Martin even went off into the forest and returned with a coconut which he opened for us. We all really like his professional attitude although I think all the boat guys at Portsmouth are sensible and reliable. When we got back onboard Saxon Blue, Andrew, the other SeaBird came over and we told him we wanted to settle up for the earlier trips. He tried to contact Jeffrey and got some random person who had found Jeffrey's phone on the beach and gone off to Roseau with it so no wonder that nobody had managed to get hold of him. We sorted out how much we owed and gave him a good tip and a T-shirt for both of them. He was really pleased with the shirt and gave Andrea the "heartfelt thanks" sign which pleased her no end. It's often hard to know if you've done the right thing in another culture and the guys in the Caribbean are very hard to read so it's great to be really sure that you've pitched it correctly.
It was now a bit later than we'd hoped but we dropped the mooring and headed off out of Portsmouth. We were all sad to leave Dominica and it's certainly the place that all three of us are most keen to come back to. We ate our sandwiches as we motored around the headland in the knowledge that it would all start kicking up soon and it would be hard to eat. Initially, the wind was getting funneled around the northern end of Dominica so we were hard on a starboard tack with the full main and jib out. As we cleared the land, the wind veered a bit and dropped down to around 15 knots so we were able to get the full genoa out and free the sheets a bit. We stayed like that for pretty well the whole crossing, doing between 7.5 and 8 knots in gentle swell and brilliant sunshine so it was exactly what everyone says Caribbean sailing is like.
We chatted away about boats and what we're all going to do next while Andrea did some more filming. It was unusually clear all day so we had been able to see the Saintes and Guadeloupe behind them clearly ever since we'd rounded the headland outside Portsmouth. It only took us a couple of hours until we shot through the narrow Pass de Dames between two outlying islands and then we were in the shelter of the Saintes. We could have carried on sailing but Andrea wanted to have another got at getting a video of the Pain de Sucre so we pottered slowly along while she got ready and then did a pass with the camera rolling. I wasn't totally happy with the shot so we went back and did it again with a better result.
While we'd been doing all this driving up and down, we'd been able to see that the anchorage behind the Pain de Sucre was rammed with yachts. Our favourite one over on the island looked clearer so we headed over there to find that there were two rafts of motor boats occupying most of the beach and a couple of other boats parked up. It wasn't completely safe to go stern-to so we dropped the anchor off the shore a bit further and had a second lunch. Andrea and I then set off in the tender for a snorkel along the rocks which were as spectacular as ever. On the way back to Saxon Blue, we went to look more closely at the situation along the beach and found that one of the motorboat rafts had gone.

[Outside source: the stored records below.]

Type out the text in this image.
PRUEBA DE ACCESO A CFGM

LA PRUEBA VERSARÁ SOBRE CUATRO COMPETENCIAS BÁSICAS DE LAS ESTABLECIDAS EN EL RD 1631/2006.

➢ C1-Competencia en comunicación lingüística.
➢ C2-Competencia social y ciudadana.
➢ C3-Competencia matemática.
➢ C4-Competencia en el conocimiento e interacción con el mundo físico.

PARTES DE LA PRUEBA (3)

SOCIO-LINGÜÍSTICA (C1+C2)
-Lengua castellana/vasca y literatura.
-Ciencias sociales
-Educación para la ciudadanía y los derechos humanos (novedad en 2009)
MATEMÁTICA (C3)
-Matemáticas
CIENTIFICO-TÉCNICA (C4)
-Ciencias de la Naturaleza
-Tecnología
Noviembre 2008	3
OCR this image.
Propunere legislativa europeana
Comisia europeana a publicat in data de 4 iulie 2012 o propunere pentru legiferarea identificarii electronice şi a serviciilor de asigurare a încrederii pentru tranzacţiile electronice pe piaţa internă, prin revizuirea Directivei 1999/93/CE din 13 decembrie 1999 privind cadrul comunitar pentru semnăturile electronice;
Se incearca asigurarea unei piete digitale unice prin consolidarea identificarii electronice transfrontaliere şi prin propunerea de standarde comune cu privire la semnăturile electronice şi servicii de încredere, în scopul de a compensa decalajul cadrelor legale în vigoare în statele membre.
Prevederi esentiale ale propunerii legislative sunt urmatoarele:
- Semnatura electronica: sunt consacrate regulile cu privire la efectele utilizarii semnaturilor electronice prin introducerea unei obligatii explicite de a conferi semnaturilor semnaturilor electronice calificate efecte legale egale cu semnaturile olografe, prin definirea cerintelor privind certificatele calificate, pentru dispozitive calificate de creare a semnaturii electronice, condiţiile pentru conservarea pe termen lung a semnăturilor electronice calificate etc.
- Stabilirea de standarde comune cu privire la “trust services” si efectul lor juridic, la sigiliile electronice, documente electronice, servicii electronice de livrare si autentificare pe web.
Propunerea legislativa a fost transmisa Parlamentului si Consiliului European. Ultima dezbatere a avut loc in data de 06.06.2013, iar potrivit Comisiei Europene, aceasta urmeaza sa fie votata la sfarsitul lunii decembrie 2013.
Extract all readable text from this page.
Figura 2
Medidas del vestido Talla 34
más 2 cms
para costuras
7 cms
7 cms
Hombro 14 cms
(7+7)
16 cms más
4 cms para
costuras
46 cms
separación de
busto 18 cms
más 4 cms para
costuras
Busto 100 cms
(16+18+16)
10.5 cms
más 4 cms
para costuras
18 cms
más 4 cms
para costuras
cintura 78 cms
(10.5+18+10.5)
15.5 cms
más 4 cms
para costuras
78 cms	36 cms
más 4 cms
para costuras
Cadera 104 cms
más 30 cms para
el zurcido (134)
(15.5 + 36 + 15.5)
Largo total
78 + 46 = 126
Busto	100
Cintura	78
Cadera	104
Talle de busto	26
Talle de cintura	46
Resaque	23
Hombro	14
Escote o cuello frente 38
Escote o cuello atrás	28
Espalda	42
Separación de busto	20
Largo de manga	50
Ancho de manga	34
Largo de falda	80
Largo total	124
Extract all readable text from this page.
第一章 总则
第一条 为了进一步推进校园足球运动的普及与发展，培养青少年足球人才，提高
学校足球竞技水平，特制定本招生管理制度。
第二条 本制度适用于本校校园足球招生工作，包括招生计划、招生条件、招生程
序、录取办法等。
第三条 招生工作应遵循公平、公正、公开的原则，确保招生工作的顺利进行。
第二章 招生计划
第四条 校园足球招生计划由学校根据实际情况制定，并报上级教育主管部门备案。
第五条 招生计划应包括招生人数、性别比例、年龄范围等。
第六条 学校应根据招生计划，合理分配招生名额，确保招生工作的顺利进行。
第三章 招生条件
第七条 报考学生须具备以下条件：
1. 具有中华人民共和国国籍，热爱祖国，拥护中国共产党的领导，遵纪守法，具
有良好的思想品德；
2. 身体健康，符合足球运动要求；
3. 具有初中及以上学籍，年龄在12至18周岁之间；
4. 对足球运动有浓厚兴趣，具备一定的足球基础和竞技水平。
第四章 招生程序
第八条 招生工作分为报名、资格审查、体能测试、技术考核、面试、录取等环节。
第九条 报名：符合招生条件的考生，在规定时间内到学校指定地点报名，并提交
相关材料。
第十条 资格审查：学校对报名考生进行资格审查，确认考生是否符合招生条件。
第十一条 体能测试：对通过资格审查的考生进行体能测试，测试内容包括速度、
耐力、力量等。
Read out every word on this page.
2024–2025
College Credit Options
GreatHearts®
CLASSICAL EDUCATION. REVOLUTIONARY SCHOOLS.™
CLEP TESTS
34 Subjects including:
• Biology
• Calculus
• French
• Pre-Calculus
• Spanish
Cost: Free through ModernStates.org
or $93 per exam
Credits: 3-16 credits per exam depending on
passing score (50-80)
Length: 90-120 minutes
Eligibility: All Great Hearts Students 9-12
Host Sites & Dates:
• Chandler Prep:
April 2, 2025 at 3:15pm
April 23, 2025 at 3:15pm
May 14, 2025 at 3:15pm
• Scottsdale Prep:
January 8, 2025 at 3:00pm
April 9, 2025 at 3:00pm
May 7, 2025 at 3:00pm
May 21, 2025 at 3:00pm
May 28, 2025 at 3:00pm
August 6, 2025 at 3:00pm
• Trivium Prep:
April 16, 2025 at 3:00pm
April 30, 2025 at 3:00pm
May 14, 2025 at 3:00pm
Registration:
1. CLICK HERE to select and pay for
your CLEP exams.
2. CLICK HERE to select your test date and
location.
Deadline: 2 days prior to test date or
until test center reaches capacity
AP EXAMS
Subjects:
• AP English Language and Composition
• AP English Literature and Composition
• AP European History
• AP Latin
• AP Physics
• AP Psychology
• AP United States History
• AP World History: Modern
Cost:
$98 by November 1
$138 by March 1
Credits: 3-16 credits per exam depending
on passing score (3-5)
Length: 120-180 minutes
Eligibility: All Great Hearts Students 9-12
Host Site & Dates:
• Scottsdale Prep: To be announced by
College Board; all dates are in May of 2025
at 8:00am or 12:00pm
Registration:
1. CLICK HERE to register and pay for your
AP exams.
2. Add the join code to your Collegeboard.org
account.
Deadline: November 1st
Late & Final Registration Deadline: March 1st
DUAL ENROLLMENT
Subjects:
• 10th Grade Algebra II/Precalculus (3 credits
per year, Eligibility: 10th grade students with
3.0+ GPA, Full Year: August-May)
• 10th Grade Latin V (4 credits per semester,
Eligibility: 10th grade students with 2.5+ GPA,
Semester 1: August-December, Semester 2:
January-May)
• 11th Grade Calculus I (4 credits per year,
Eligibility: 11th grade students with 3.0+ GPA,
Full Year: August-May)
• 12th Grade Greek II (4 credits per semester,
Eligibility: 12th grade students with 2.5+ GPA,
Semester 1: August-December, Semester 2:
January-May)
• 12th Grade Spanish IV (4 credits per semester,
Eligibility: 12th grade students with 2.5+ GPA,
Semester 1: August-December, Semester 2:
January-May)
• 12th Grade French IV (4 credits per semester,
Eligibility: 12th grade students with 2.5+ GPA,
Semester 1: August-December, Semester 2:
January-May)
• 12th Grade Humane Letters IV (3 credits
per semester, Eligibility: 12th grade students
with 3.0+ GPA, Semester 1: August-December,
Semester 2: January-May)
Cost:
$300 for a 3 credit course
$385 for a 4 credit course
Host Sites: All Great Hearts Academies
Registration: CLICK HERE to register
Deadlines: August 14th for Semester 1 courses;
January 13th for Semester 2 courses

That was good enough for us so we got back onboard, rounded up Kali, got the anchor up, reversed in through the anchored yachts, Andrea dropped the anchor again and fed it out expertly while Kali shot off in the tender with our shoreline and we were all settled in double-quick time. Then we got a shower, did some washing and just time to have a drink watching the sun set before Kali delivered another culinary triumph - a veggie curry using some of the coconut which Martin had found for us in the morning.
We're now just digesting while I write this and the generator is running to charge the batteries. The tree frogs are singing away outside and we're close enough to the beach for them to be pretty loud. I don't think it'll be a late night and we only have a short journey tomorrow so we can even have a lie-in. Kali has threatened to do a Pain-au-chocolat run in the tender over to Terre de Haut first thing in the morning so we could have a fine breakfast. Lovely.